As the House of Representatives prepares to vote on the American Broadband Deployment Act of 2025, advocacy groups are raising the alarm about the federal government’s effort to override municipal rules and regulations around broadband permitting.
Impact: With Congress moving forward on legislation aimed at streamlining the broadband permitting process to simplify deployments, organizations like The United States Conference of Mayors, the National League of Cities, the National Association of Counties, and the National Association of Telecommunications Officers and Advisors have come out strongly against the effort. These groups attribute the delays in broadband permitting to the federal permitting process rather than local governments, particularly when those projects require permits on federally managed lands in rural and remote communities. Whether the current legislation under consideration will pass the House remains up in the air, but the potential for passage is there, in part because industry groups like USTelecom, NTCA-The Rural Broadband Association, the Fiber Broadband Association, and the Wireless Infrastructure Association have come out in favor the bill. That kind of firepower might be too much to overcome, particularly with the way the telecom industry has positioned what they view as permitting barriers as detrimental to BEAD deadlines and AI goals. The FCC also has come out in favor or streamlining the deployment process and called for eliminating the nationwide burden of “unnecessary red tape.”
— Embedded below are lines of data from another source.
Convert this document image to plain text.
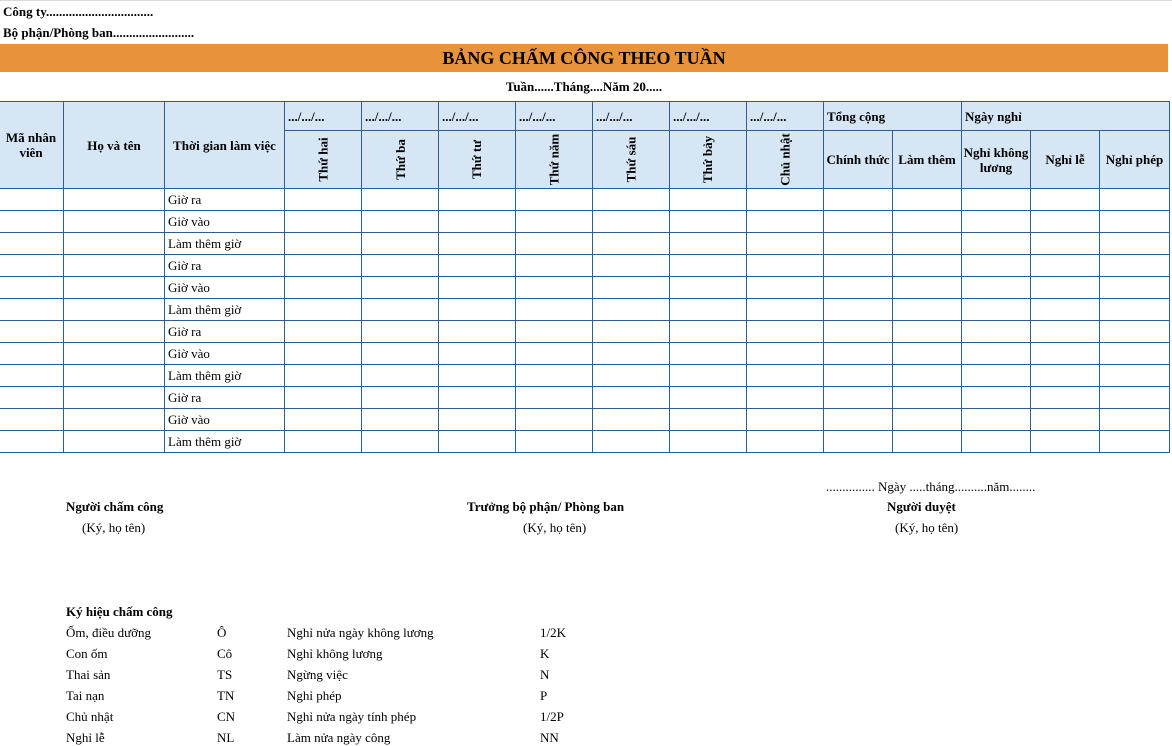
Công ty.................................
Bộ phận/Phòng ban.........................
BẢNG CHẤM CÔNG THEO TUẦN
Tuần......Tháng....Năm 20.....
Mã nhân viên	Họ và tên	Thời gian làm việc	.../.../...	.../.../...	.../.../...	.../.../...	.../.../...	.../.../...	.../.../...	Tổng cộng		Ngày nghỉ		
			Thứ hai	Thứ ba	Thứ tư	Thứ năm	Thứ sáu	Thứ bảy	Chủ nhật	Chính thức	Làm thêm	Nghỉ không lương	Nghỉ lễ	Nghỉ phép
		Giờ ra												
		Giờ vào												
		Làm thêm giờ												
		Giờ ra												
		Giờ vào												
		Làm thêm giờ												
		Giờ ra												
		Giờ vào												
		Làm thêm giờ												
		Giờ ra												
		Giờ vào												
		Làm thêm giờ												
............... Ngày .....tháng..........năm........
Người chấm công	Trưởng bộ phận/ Phòng ban	Người duyệt
(Ký, họ tên)	(Ký, họ tên)	(Ký, họ tên)
Ký hiệu chấm công
Ốm, điều dưỡng	Ô	Nghỉ nửa ngày không lương	1/2K
Con ốm	Cô	Nghỉ không lương	K
Thai sản	TS	Ngừng việc	N
Tai nạn	TN	Nghỉ phép	P
Chủ nhật	CN	Nghỉ nửa ngày tính phép	1/2P
Nghỉ lễ	NL	Làm nửa ngày công	NN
Congress spent last fall debating multiple bills tied to permitting reform and then moved to combine everything into one bill now known as the American Broadband Deployment Act of 2025. As Wireless Estimator noted, the omnibus-type legislation combines “more than 20 permitting and preemption provisions affecting wireless siting, wireline broadband deployment, cable franchising, and federal review processes.” Should it become law, it would require local governments to approve or deny wireless and wireline broadband requests within strict timelines that range from 60 to 150 days. But the legislation also includes something called a “deemed granted” mechanism in which local silence on an application means approval. In effect, missing a deadline would result in automatic approval of the process once the applicant (the provider) sends a written notification to local officials regarding the missed deadline. There’s also a lengthy list of “covered projects” in the legislation exempted from environmental impact and historic preservation requirements. Ultimately, the legislation takes decision-
making power away from local governments and municipalities, restricting their autonomy and enabling federal rules to override local rules and regulations.
The groups opposed to the bill sent a joint letter to Congress on behalf of cities, counties, towns, and villages explaining their opposition to federal shot clocks and restrictions on local officials’ authority, particularly the “ability to negotiate fair compensation for the use of public property.” The letter further stated that the bill puts shareholder value over the “safety and financial interests of the communities and the taxpayers they serve.” NATOA executive Mike Lynch described the bill to Fierce Network as “an unprecedented and dangerous usurpation of local governments’ authority to manage public rights-of-
way and land use,” and said it gives the telecom industry the upper hand in all local permitting because it favors cable, wireless, and broadband providers without placing obligations on them to work with local authorities. The groups also pointed out that Congress has already passed bipartisan legislation to improve the permitting process by federal agencies and on federal lands, which will have more impact on the permitting process than the current effort to impose “rigid mandates on local governments” while failing to solve actual permitting bottlenecks. The push for broadband permitting reform has been underway for a while but has taken on new urgency as the BEAD program and its four-year timelines have brought the need to streamline permitting to a head, with the National Telecommunications and Information Administration considering putting some of the $21 billion in non-deployment funding toward permitting reforms.